De 64 bombas fiscalizadas,   13 foram reprovadas por motivos diversos e três foram interditadas.

De 64 bombas fiscalizadas, 13 foram reprovadas por motivos diversos e três foram interditadas.

O Instituto Baiano de Metrologia e Qualidade (Ibametro), autarquia da Secretaria Desenvolvimento Econômico (SDE), e a Secretaria da Fazenda do Estado (Sefaz-BA) participaram de operação conjunta com o objetivo de coibir irregularidades lesivas ao consumidor. As equipes percorreram 16 postos de combustíveis da capital baiana, instalados na Avenida Paralela, Ladeira dos Galés, Imbuí e Itapuã.

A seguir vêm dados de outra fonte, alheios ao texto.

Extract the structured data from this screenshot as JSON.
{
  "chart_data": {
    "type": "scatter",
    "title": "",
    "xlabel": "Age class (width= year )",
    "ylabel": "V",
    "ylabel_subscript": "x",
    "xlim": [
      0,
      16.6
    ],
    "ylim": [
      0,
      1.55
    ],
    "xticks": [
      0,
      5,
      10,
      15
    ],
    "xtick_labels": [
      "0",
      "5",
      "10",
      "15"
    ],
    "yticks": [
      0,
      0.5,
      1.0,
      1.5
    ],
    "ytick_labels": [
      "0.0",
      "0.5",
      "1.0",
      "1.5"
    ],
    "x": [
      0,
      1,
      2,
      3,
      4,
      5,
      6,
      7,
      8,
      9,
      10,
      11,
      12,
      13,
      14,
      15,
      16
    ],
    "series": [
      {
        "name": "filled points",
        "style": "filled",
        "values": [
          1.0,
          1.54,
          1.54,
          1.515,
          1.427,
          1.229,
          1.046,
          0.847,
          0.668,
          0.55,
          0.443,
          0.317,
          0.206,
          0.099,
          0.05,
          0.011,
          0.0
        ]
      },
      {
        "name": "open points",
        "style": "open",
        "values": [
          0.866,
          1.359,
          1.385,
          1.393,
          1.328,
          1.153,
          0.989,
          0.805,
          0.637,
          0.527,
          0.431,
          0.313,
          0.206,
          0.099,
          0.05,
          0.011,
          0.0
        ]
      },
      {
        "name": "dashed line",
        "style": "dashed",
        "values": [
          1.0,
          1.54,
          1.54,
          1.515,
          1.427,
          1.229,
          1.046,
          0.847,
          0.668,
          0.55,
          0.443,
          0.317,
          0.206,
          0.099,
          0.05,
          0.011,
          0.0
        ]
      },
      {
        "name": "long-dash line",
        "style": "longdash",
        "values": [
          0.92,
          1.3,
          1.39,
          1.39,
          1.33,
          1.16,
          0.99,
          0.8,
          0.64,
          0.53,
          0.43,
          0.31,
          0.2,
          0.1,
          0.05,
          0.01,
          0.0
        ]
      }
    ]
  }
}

De acordo com o diretor-geral do Ibametro, Randerson Leal, as ações resultaram em 64 bombas fiscalizadas, das quais 13 foram reprovadas por motivos diversos e três foram interditadas, gerando um auto de infração. Não foi constatada fraude relativa à bomba-baixa, quando o volume do combustível entregue ao consumidor é inferior ao indicado na bomba.

Vazamentos internos, comprometendo a segurança das pessoas, e estado de conservação das bombas, a exemplo de display queimado, provocaram a interdição das bombas. Foram fiscalizados ainda o funcionamento correto dos dispositivos funcionais das bombas, bicos de descarga, separadores e eliminadores de ar e gases.

Segundo Randerson Leal, a ação fiscalizatória conjunta busca proteger o cidadão de danos causados por empresas que atuam de forma irregular. “Os resultados evidenciam que a fiscalização contínua, reforçada com as operações especiais, a exemplo da força-tarefa, contribuem decisivamente para uma maior regulação do mercado de combustíveis na Bahia”.

Também participaram da fiscalização a Agência Nacional do Petróleo, Gás Natural e Biocombustíveis (ANP), a Superintendência de Proteção e Defesa do Consumidor (Procon), Delegacia do Consumidor (Decon) e a Secretaria Municipal de Urbanismo (Sucom).

Penalidades - Quando um estabelecimento é autuado pelo Ibametro, ele tem um prazo de dez dias para apresentar a defesa administrativa junto ao órgão. Caso esta não seja acolhida, deve pagar multas, que variam de R$ 100 a R$ 1,5 milhão, aplicadas levando em conta os critérios de reincidência, porte físico, grau de irregularidade e se houve tentativa de impedimento da fiscalização.

O consumidor pode contribuir com a fiscalização metrológica observando os lacres e selos na bomba de combustível. Outro procedimento é solicitar ao gerente do posto a realização do teste de quantidade. A cada 20 litros, é admissível erro de 100 milímetros. Em caso de irregularidade, denúncias podem ser encaminhadas à Ouvidoria do Ibametro pelo telefone 0800-0711888.